In recent weeks, images of ruined Russian "tanks" and wrecked convoys have filled social media feeds.
But are these images representative of a larger trend or merely isolated incidents? Is the Russian military paying for its military invasion in the form of hijacked tanks?
After all, the first casualty in any conflict is often the truth.
According to some reports, like one from Insider, Russia certainly sees tanks and other equipment seized or destroyed by Ukrainians: The news organization estimates 10 percent of Russian military equipment—has been destroyed. But this may not be accurate.
While Russia appears to have lost many military vehicles in absolute terms, it is but a fraction of the military's fleet.
Most of these losses appear to be from Western-supplied FGM-148 "Javelin" missiles and Next Generation Light Antitank Weapon (NLAW), which are specially designed as anti-tank weapons.
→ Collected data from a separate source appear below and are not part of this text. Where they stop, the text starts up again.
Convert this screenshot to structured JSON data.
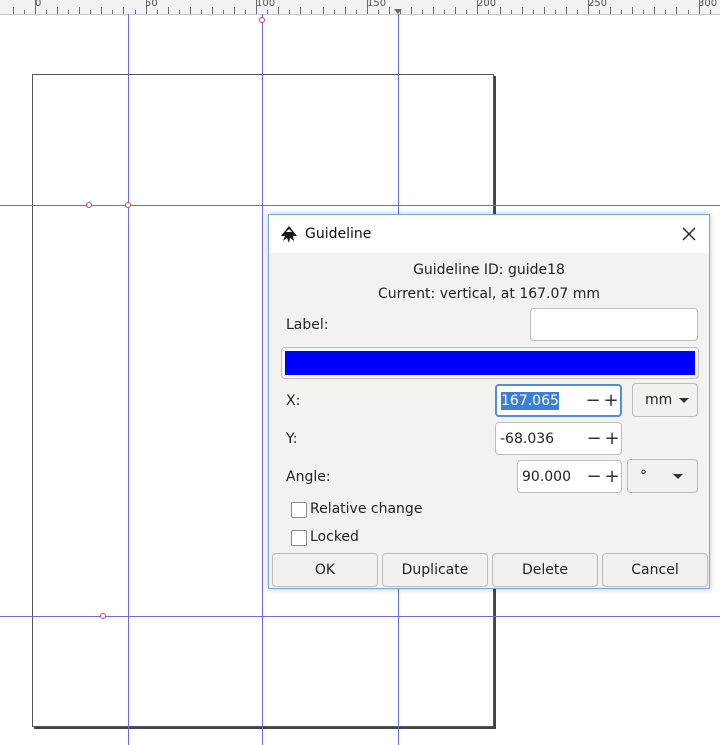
{
  "ruler": {
    "labels": [
      "0",
      "50",
      "100",
      "150",
      "200",
      "250",
      "300"
    ]
  },
  "dialog": {
    "title": "Guideline",
    "guideline_id": "Guideline ID: guide18",
    "current": "Current: vertical, at 167.07 mm",
    "label_caption": "Label:",
    "label_value": "",
    "color": "#0000ff",
    "x_caption": "X:",
    "x_value": "167.065",
    "unit": "mm",
    "y_caption": "Y:",
    "y_value": "-68.036",
    "angle_caption": "Angle:",
    "angle_value": "90.000",
    "angle_unit": "°",
    "relative_change": "Relative change",
    "locked": "Locked",
    "buttons": {
      "ok": "OK",
      "duplicate": "Duplicate",
      "delete": "Delete",
      "cancel": "Cancel"
    }
  },
  "guide_color": "#6a6ae6",
  "icons": [
    "inkscape-logo-icon",
    "close-icon",
    "minus-icon",
    "plus-icon",
    "dropdown-caret-icon"
  ]
}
So, Russian losses shouldn't come as much of a surprise.
The end of the tank era
Some experts have even claimed that we may be watching the end of tanks as an effective military weapon. Some claim they may be soon consigned to history along with the chariot, mounted cavalry, and the battleship.
It may seem like a bold claim to everybody who paired tanks with the idea of war for more than 100 years, but inaccuracies about Russian losses aside, there is something to the idea.
One of the main problems is the distinction between what a "real" tank and other "tank-like" military vehicles are. While the definition of a tank has changed over time, today, the term generally refers to what is more accurately referred to as main battle tanks.
Other armored vehicles, like armored personnel carriers, self-propelled artillery, and other mechanized infantry transports, are often classified as tanks in news reports when, technically speaking, they shouldn't be. For this reason, statistics on losses can be skewed heavily. Thankfully, Oryx breaks down the losses of Russian vehicles by technical class, making it much easier to gauge how severe Russian losses are.
According to Oryx, at the time of writing, Russia has lost somewhere in the region of 279 tanks, of which 116 have been destroyed, 4 damaged, 41 abandoned. Some 118 have been captured. That might sound like a large amount, but the Russian Federation has access to 12,240 battle tanks.
However, most of those 12,240 are old Soviet-era designs, like the T-72, which is more than 50 years old. If this figure is accurate, then losses to date of actual tanks are closer to a couple of percents, not 10.
One also must be careful about numbers, as both Russian and Ukrainian sources will either under-report or over-report losses for propaganda purposes. Ukrainian military forces will also be using very similar. Often identical, military hardware was leftover from their time as part of the Soviet Union. After all, it wouldn't take much to plant some Russian flags uniforms or paint the now-famous "V" or "Z" icons on wrecked vehicles.
Why is Russia losing so many tanks in Ukraine?
As pointed out by many military experts, the main problem appears to be Russia's inability to supply and maintain its stockpile of hardware suitably. So far, most fighting vehicles we've seen in action are poorly maintained, and supply lines appear to be stretched to breaking point.
Not only that, but large units like tanks appear to be left exposed without infantry support or air support—a critical weakness for these powerful weapons of war.
Tanks, even older ones like the T-72, are technically obsolete when compared to modern tanks, like the U.S. M1A2, but that doesn't mean they are not deadly when kept in peek performance and used effectively.
The United States, for example, lost some of its most advanced tanks to obsolete T-72s during the Battle of Medina Ridge in 1991.
Modern anti-tank missiles and, most interestingly, drones are making a significant impact. And it is the use of drones that has drawn the interest of military analysts through the Ukraine conflict.
Turkish drones, like the TB2, have been to excellent use by Ukrainian forces. These can either directly attack tanks or be used as spotters for artillery.
"We're actually seeing the Ukrainian military employ drones, the Bayraktar TB2, and smaller drones, to significant effect against Russian armored vehicles," said former U.S. Army Ranger Paul Scharre, to Insider. "Drones can be very effective in contested airspaces, in part because they can fly lower and in part because you're not risking a pilot."
In their aspect of warfare, the role of tanks will likely need to adapt - like every other weapon of war, or face extinction on the battlefield.